From the text of the question it appears that the problem was occurring in a SQL DML SELECT query, rather than a SQL DDL CONSTRAINT.

However, especially given the wording of the title, I want to point out that some statements made here are potentially misleading statements, those along the lines of (paraphrasing)

When the predicate evaluates to UNKNOWN you don't get any rows.

Although this is the case for SQL DML, when considering constraints the effect is different.

Consider this very simple table with two constraints taken directly from the predicates in the question (and addressed in an excellent answer by @Brannon):

DECLARE @T TABLE 
(
 true CHAR(4) DEFAULT 'true' NOT NULL, 
 CHECK ( 3 IN (1, 2, 3, NULL )), 
 CHECK ( 3 NOT IN (1, 2, NULL ))
);

INSERT INTO @T VALUES ('true');

SELECT COUNT(*) AS tally FROM @T;

As per @Brannon's answer, the first constraint (using IN) evaluates to TRUE and the second constraint (using NOT IN) evaluates to UNKNOWN. However, the insert succeeds! Therefore, in this case it is not strictly correct to say, "you don't get any rows" because we have indeed got a row inserted as a result.

The above effect is indeed the correct one as regards the SQL-92 Standard.

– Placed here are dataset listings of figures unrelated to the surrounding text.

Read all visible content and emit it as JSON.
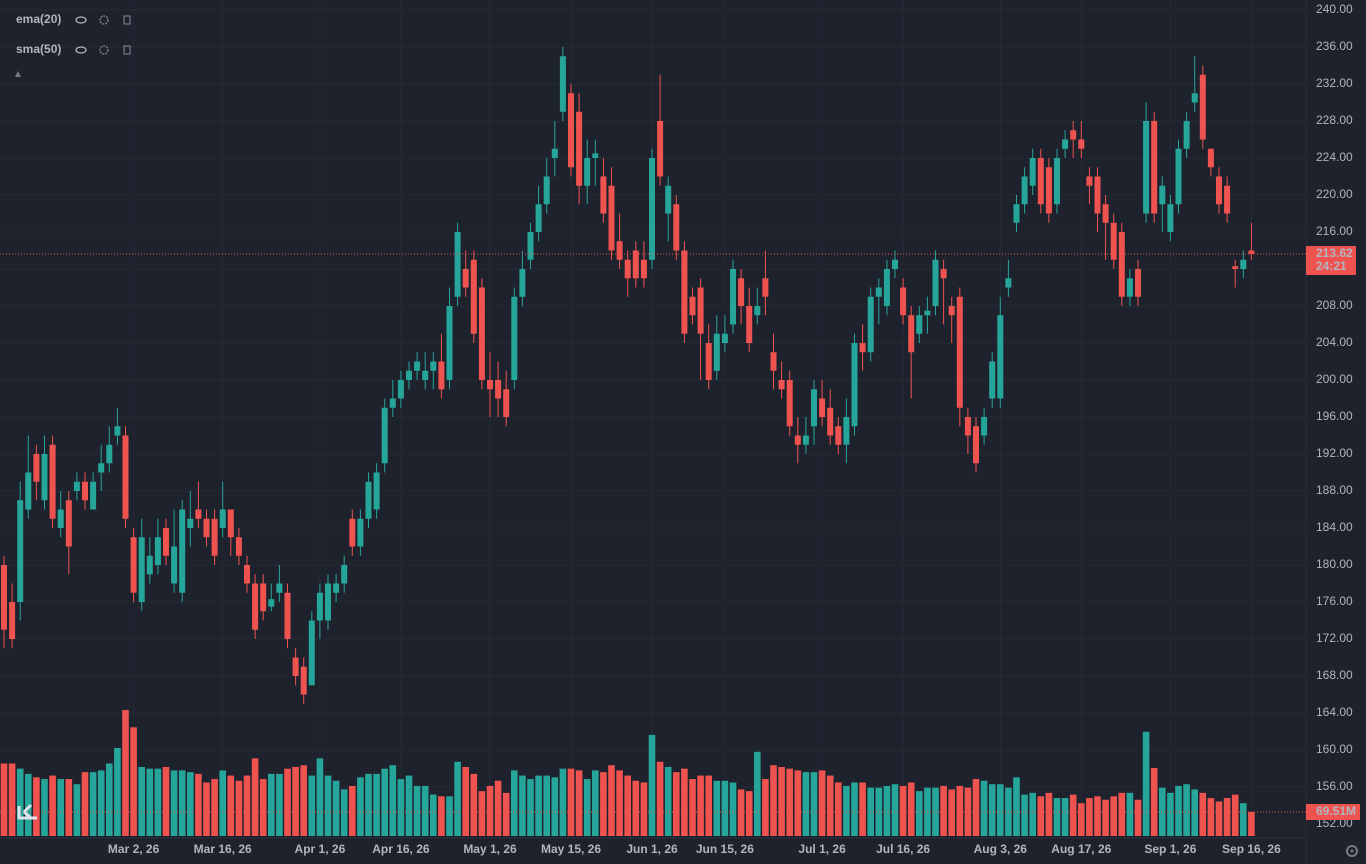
{
  "chart_data": {
    "type": "candlestick",
    "indicators": [
      {
        "name": "ema(20)",
        "color": "#2196f3"
      },
      {
        "name": "sma(50)",
        "color": "#ff9800"
      }
    ],
    "categories": [
      null,
      null,
      null,
      null,
      null,
      null,
      null,
      null,
      null,
      null,
      null,
      null,
      null,
      null,
      null,
      null,
      "Mar 2, 26",
      null,
      null,
      null,
      null,
      null,
      null,
      null,
      null,
      null,
      null,
      "Mar 16, 26",
      null,
      null,
      null,
      null,
      null,
      null,
      null,
      null,
      null,
      null,
      null,
      "Apr 1, 26",
      null,
      null,
      null,
      null,
      null,
      null,
      null,
      null,
      null,
      "Apr 16, 26",
      null,
      null,
      null,
      null,
      null,
      null,
      null,
      null,
      null,
      null,
      "May 1, 26",
      null,
      null,
      null,
      null,
      null,
      null,
      null,
      null,
      null,
      "May 15, 26",
      null,
      null,
      null,
      null,
      null,
      null,
      null,
      null,
      null,
      "Jun 1, 26",
      null,
      null,
      null,
      null,
      null,
      null,
      null,
      null,
      "Jun 15, 26",
      null,
      null,
      null,
      null,
      null,
      null,
      null,
      null,
      null,
      null,
      null,
      "Jul 1, 26",
      null,
      null,
      null,
      null,
      null,
      null,
      null,
      null,
      null,
      "Jul 16, 26",
      null,
      null,
      null,
      null,
      null,
      null,
      null,
      null,
      null,
      null,
      null,
      "Aug 3, 26",
      null,
      null,
      null,
      null,
      null,
      null,
      null,
      null,
      null,
      "Aug 17, 26",
      null,
      null,
      null,
      null,
      null,
      null,
      null,
      null,
      null,
      null,
      "Sep 1, 26",
      null,
      null,
      null,
      null,
      null,
      null,
      null,
      null,
      null,
      "Sep 16, 26"
    ],
    "open": [
      180,
      176,
      176,
      186,
      192,
      187,
      193,
      184,
      187,
      188,
      189,
      186,
      190,
      191,
      194,
      194,
      183,
      176,
      179,
      180,
      184,
      178,
      177,
      184,
      186,
      185,
      185,
      184,
      186,
      183,
      180,
      178,
      178,
      175.5,
      177,
      177,
      170,
      169,
      167,
      174,
      174,
      177,
      178,
      185,
      182,
      185,
      186,
      191,
      197,
      198,
      200,
      201,
      200,
      201,
      202,
      200,
      209,
      212,
      213,
      210,
      200,
      200,
      199,
      200,
      209,
      213,
      216,
      219,
      224,
      229,
      231,
      229,
      221,
      224,
      222,
      221,
      215,
      213,
      214,
      213,
      213,
      228,
      218,
      219,
      214,
      209,
      210,
      204,
      201,
      204,
      206,
      211,
      208,
      207,
      211,
      203,
      200,
      200,
      194,
      193,
      195,
      198,
      197,
      195,
      193,
      195,
      204,
      203,
      209,
      208,
      212,
      210,
      207,
      205,
      207,
      208,
      212,
      208,
      209,
      196,
      195,
      194,
      198,
      198,
      210,
      217,
      219,
      221,
      224,
      223,
      219,
      225,
      227,
      226,
      222,
      222,
      219,
      217,
      216,
      209,
      212,
      218,
      228,
      219,
      216,
      219,
      225,
      230,
      233,
      225,
      222,
      221,
      212.3,
      212,
      214
    ],
    "high": [
      181,
      178,
      189,
      194,
      193,
      194,
      194,
      188,
      188,
      190,
      190,
      190,
      193,
      195,
      197,
      195,
      184,
      185,
      183,
      185,
      185,
      186,
      187,
      188,
      189,
      186,
      186,
      189,
      186,
      184,
      181,
      179,
      179,
      178,
      180,
      178,
      171,
      170,
      175,
      178,
      179,
      179,
      181,
      186,
      186,
      190,
      191,
      198,
      200,
      201,
      202,
      203,
      203,
      203,
      205,
      210,
      217,
      214,
      214,
      211,
      203,
      202,
      201,
      210,
      214,
      217,
      221,
      224,
      228,
      236,
      232,
      231,
      226,
      226,
      224,
      223,
      218,
      214,
      215,
      215,
      225,
      233,
      222,
      220,
      215,
      210,
      211,
      206,
      207,
      207,
      213,
      212,
      210,
      210,
      214,
      205,
      202,
      201,
      196,
      196,
      200,
      200,
      199,
      196,
      198,
      205,
      206,
      210,
      211,
      213,
      214,
      211,
      208,
      208,
      209,
      214,
      213,
      209,
      210,
      197,
      196,
      197,
      203,
      209,
      213,
      220,
      223,
      225,
      225,
      224,
      225,
      227,
      228,
      228,
      223,
      223,
      220,
      218,
      217,
      212,
      213,
      230,
      229,
      222,
      220,
      226,
      229,
      235,
      234,
      225,
      223,
      222,
      213,
      214,
      217
    ],
    "low": [
      171,
      171,
      174,
      185,
      187,
      186,
      184,
      183,
      179,
      187,
      186,
      186,
      188,
      190,
      193,
      184,
      176,
      175,
      178,
      179,
      180,
      177,
      176,
      182,
      184,
      182,
      180,
      183,
      181,
      180,
      177,
      172,
      174,
      175,
      176,
      171,
      167,
      165,
      167,
      172,
      173,
      176,
      177,
      181,
      181,
      184,
      185,
      190,
      196,
      197,
      199,
      200,
      199,
      199,
      198,
      199,
      208,
      209,
      204,
      199,
      196,
      196,
      195,
      199,
      208,
      212,
      215,
      218,
      222,
      228,
      222,
      219,
      219,
      221,
      217,
      213,
      212,
      209,
      210,
      210,
      212,
      221,
      215,
      213,
      204,
      206,
      200,
      199,
      200,
      203,
      205,
      206,
      203,
      206,
      207,
      199,
      198,
      194,
      191,
      192,
      193,
      195,
      193,
      192,
      191,
      194,
      201,
      202,
      206,
      207,
      211,
      206,
      198,
      204,
      205,
      207,
      206,
      204,
      195,
      192,
      190,
      193,
      197,
      197,
      209,
      216,
      218,
      220,
      218,
      217,
      218,
      224,
      224,
      224,
      219,
      216,
      213,
      212,
      208,
      208,
      208,
      217,
      217,
      216,
      215,
      218,
      224,
      229,
      225,
      222,
      218,
      217,
      210,
      211,
      213
    ],
    "close": [
      173,
      172,
      187,
      190,
      189,
      192,
      185,
      186,
      182,
      189,
      187,
      189,
      191,
      193,
      195,
      185,
      177,
      183,
      181,
      183,
      181,
      182,
      186,
      185,
      185,
      183,
      181,
      186,
      183,
      181,
      178,
      173,
      175,
      176.3,
      178,
      172,
      168,
      166,
      174,
      177,
      178,
      178,
      180,
      182,
      185,
      189,
      190,
      197,
      198,
      200,
      201,
      202,
      201,
      202,
      199,
      208,
      216,
      210,
      205,
      200,
      199,
      198,
      196,
      209,
      212,
      216,
      219,
      222,
      225,
      235,
      223,
      221,
      224,
      224.5,
      218,
      214,
      213,
      211,
      211,
      211,
      224,
      222,
      221,
      214,
      205,
      207,
      205,
      200,
      205,
      205,
      212,
      208,
      204,
      208,
      209,
      201,
      199,
      195,
      193,
      194,
      199,
      196,
      194,
      193,
      196,
      204,
      203,
      209,
      210,
      212,
      213,
      207,
      203,
      207,
      207.5,
      213,
      211,
      207,
      197,
      194,
      191,
      196,
      202,
      207,
      211,
      219,
      222,
      224,
      219,
      218,
      224,
      226,
      226,
      225,
      221,
      218,
      217,
      213,
      209,
      211,
      209,
      228,
      218,
      221,
      219,
      225,
      228,
      231,
      226,
      223,
      219,
      218,
      212,
      213,
      213.62
    ],
    "up_color": "#26a69a",
    "down_color": "#ef5350",
    "ylim": [
      152,
      240
    ],
    "yticks": [
      {
        "value": 240,
        "label": "240.00"
      },
      {
        "value": 236,
        "label": "236.00"
      },
      {
        "value": 232,
        "label": "232.00"
      },
      {
        "value": 228,
        "label": "228.00"
      },
      {
        "value": 224,
        "label": "224.00"
      },
      {
        "value": 220,
        "label": "220.00"
      },
      {
        "value": 216,
        "label": "216.00"
      },
      {
        "value": 212,
        "label": "212.00"
      },
      {
        "value": 208,
        "label": "208.00"
      },
      {
        "value": 204,
        "label": "204.00"
      },
      {
        "value": 200,
        "label": "200.00"
      },
      {
        "value": 196,
        "label": "196.00"
      },
      {
        "value": 192,
        "label": "192.00"
      },
      {
        "value": 188,
        "label": "188.00"
      },
      {
        "value": 184,
        "label": "184.00"
      },
      {
        "value": 180,
        "label": "180.00"
      },
      {
        "value": 176,
        "label": "176.00"
      },
      {
        "value": 172,
        "label": "172.00"
      },
      {
        "value": 168,
        "label": "168.00"
      },
      {
        "value": 164,
        "label": "164.00"
      },
      {
        "value": 160,
        "label": "160.00"
      },
      {
        "value": 156,
        "label": "156.00"
      },
      {
        "value": 152,
        "label": "152.00"
      }
    ],
    "grid": true,
    "last_price": 213.62,
    "countdown": "24:21",
    "volume": {
      "values": [
        210,
        210,
        195,
        180,
        170,
        165,
        175,
        165,
        165,
        150,
        185,
        185,
        190,
        210,
        255,
        365,
        315,
        200,
        195,
        195,
        200,
        190,
        190,
        185,
        180,
        155,
        165,
        190,
        175,
        160,
        175,
        225,
        165,
        180,
        180,
        195,
        200,
        205,
        175,
        225,
        175,
        160,
        135,
        145,
        170,
        180,
        180,
        195,
        205,
        165,
        175,
        145,
        145,
        120,
        115,
        115,
        215,
        200,
        180,
        130,
        145,
        160,
        125,
        190,
        175,
        165,
        175,
        175,
        170,
        195,
        195,
        190,
        165,
        190,
        185,
        205,
        190,
        175,
        160,
        155,
        293,
        215,
        200,
        185,
        195,
        165,
        175,
        175,
        160,
        160,
        155,
        135,
        130,
        244,
        165,
        205,
        200,
        195,
        190,
        185,
        185,
        190,
        175,
        155,
        145,
        155,
        155,
        140,
        140,
        145,
        150,
        145,
        155,
        130,
        140,
        140,
        145,
        135,
        145,
        140,
        165,
        160,
        150,
        150,
        140,
        170,
        120,
        125,
        115,
        125,
        110,
        110,
        120,
        95,
        110,
        115,
        105,
        115,
        125,
        125,
        105,
        302,
        197,
        140,
        125,
        145,
        150,
        135,
        125,
        110,
        100,
        110,
        120,
        95,
        69.51
      ],
      "last_label": "69.51M"
    }
  }
}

Compare and contrast the following section from the SQL-92 spec

7.6 where clause

The result of the is a table of those rows of T for which the result of the search condition is true.

4.10 Integrity constraints

A table check constraint is satisfied if and only if the specified search condition is not false for any row of a table.

In other words:

In SQL DML, rows are removed from the result when the WHERE evaluates to UNKNOWN because it does not satisfy the condition "is true".

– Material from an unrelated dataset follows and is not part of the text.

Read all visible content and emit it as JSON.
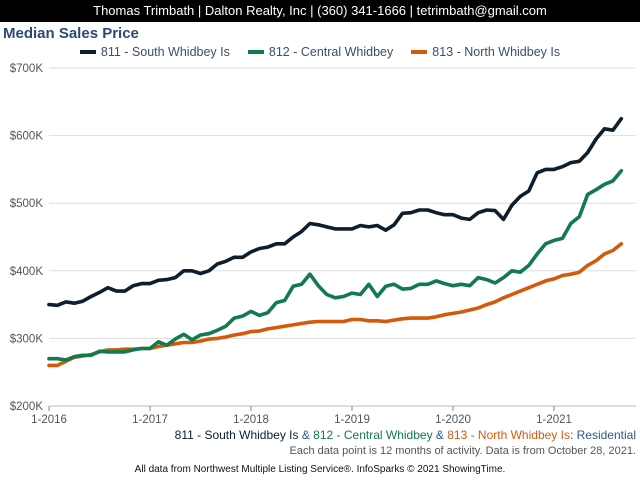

In SQL DDL (i.e. constraints), rows are not removed from the result when they evaluate to UNKNOWN because it does satisfy the condition "is not false".

Although the effects in SQL DML and SQL DDL respectively may seem contradictory, there is practical reason for giving UNKNOWN results the 'benefit of the doubt' by allowing them to satisfy a constraint (more correctly, allowing them to not fail to satisfy a constraint): without this behaviour, every constraints would have to explicitly handle nulls and that would be very unsatisfactory from a language design perspective (not to mention, a right pain for coders!)

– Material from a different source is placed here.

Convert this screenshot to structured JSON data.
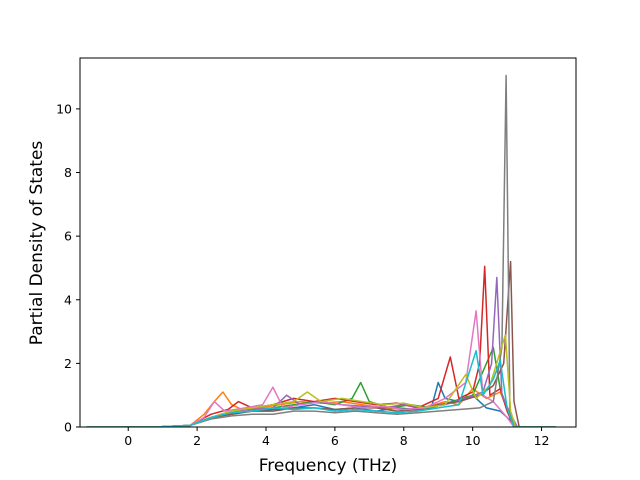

p.s. if you are finding it as challenging to follow such logic as "unknown does not fail to satisfy a constraint" as I am to write it, then consider you can dispense with all this simply by avoiding nullable columns in SQL DDL and anything in SQL DML that produces nulls (e.g. outer joins)!


In A, 3 is tested for equality against each member of the set, yielding (FALSE, FALSE, TRUE, UNKNOWN). Since one of the elements is TRUE, the condition is TRUE. (It's also possible that some short-circuiting takes place here, so it actually stops as soon as it hits the first TRUE and never evaluates 3=NULL.)

In B, I think it is evaluating the condition as NOT (3 in (1,2,null)). Testing 3 for equality against the set yields (FALSE, FALSE, UNKNOWN), which is aggregated to UNKNOWN. NOT ( UNKNOWN ) yields UNKNOWN. So overall the truth of the condition is unknown, which at the end is essentially treated as FALSE.